The chain on the necklace has a tendency to leave a dark streak on my neck, so I decided to take the jewelry cleaning rag to it before I put it on and remove the tarnish.  I hadn’t gotten very far when the chain snapped in my hand.

Another memento bites the dust.  It didn’t wreck me, as the loss or breakage of other mementos has, but I was displeased.  There was sighing.  I have, strangely, gotten used to losing them, so consistent an occurrence has it been since he died.  So consistent, in fact, that it almost seems a concerted plan in action.  I want to holler to the universe, "Okay.  I get it.  ‘Things’ don’t matter.  I don’t need anymore lessons, thank you.  Can you stop taking my talismans away?"

I know they’re just things; but it comforts me to have them.  I like symbols of the things that matter to me.  As I write this, I have in view a print of a Golden Gate schematic; several of my inlay projects; a one-eyed troll doll I bought in Sausalito with A; an owl E gave me as a gift, a reminder of an amazing owl visitation I had while with A’s best friend and his best friend’s wife; pictures of A, of E, and of my furry children—those I love best in the world; and tons more stuff that all matters to me for what it is, or what it reminds me of.  I suppose to some eyes, it could look like a lot of junk.  But when archaeologists dig, this is the kind of the stuff that they find valuable—household gods.  Old diaries.  Minutiae of a life.  Hell, they even get excited about broken dishes.   These are the treasures of the past, of civilizations and of individuals.  It’s all the same.

When I looked at the necklace again before I left, I decided that perhaps it was a gift, and that I could replace the chain now with one that wouldn’t turn my neck green.  I could take something that was lovely and wonderful, but now broken, and rebuild it even better.

I think there may be something important for me to get from that.

Progress

posted:  02:01:08,  by:  The girl left behind,  in:  Meta

I got a message today from a musician friend I haven’t talked to in some time, and he asked how I was.

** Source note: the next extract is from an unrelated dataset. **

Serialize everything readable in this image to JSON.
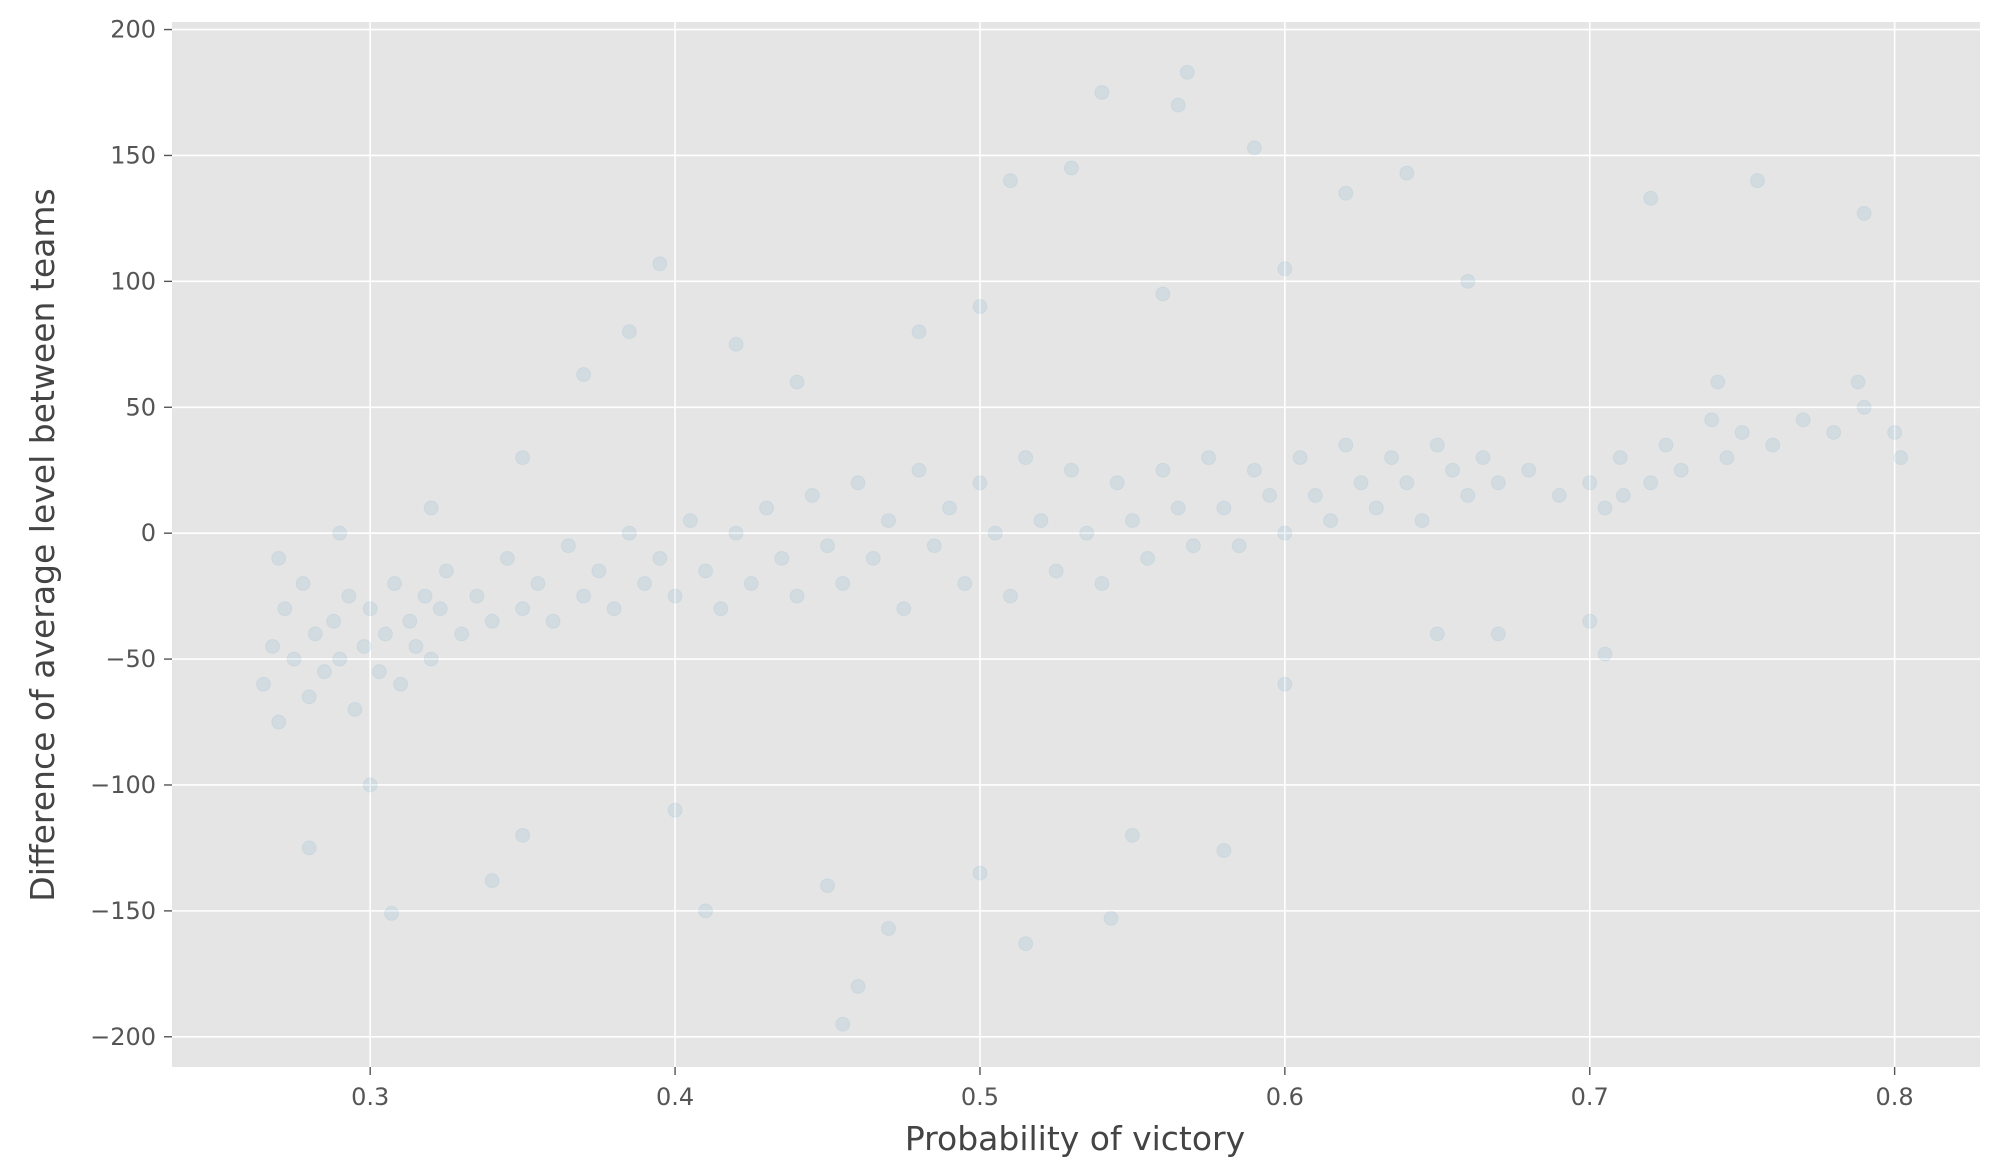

I wrote him right back and told him I was doing pretty well. And you know, I am. I realized after I typed it that I didn’t even have to think about the answer to the question, weighing how much truth to drop on the interrogator about my current status, as I did for a long time. I didn’t have to choose between honesty and expediency in my answer, because, for a change, I could answer "pretty well," and have both. It took a long time, but here I am.

I’m healing. I am. And moments like that are how I know.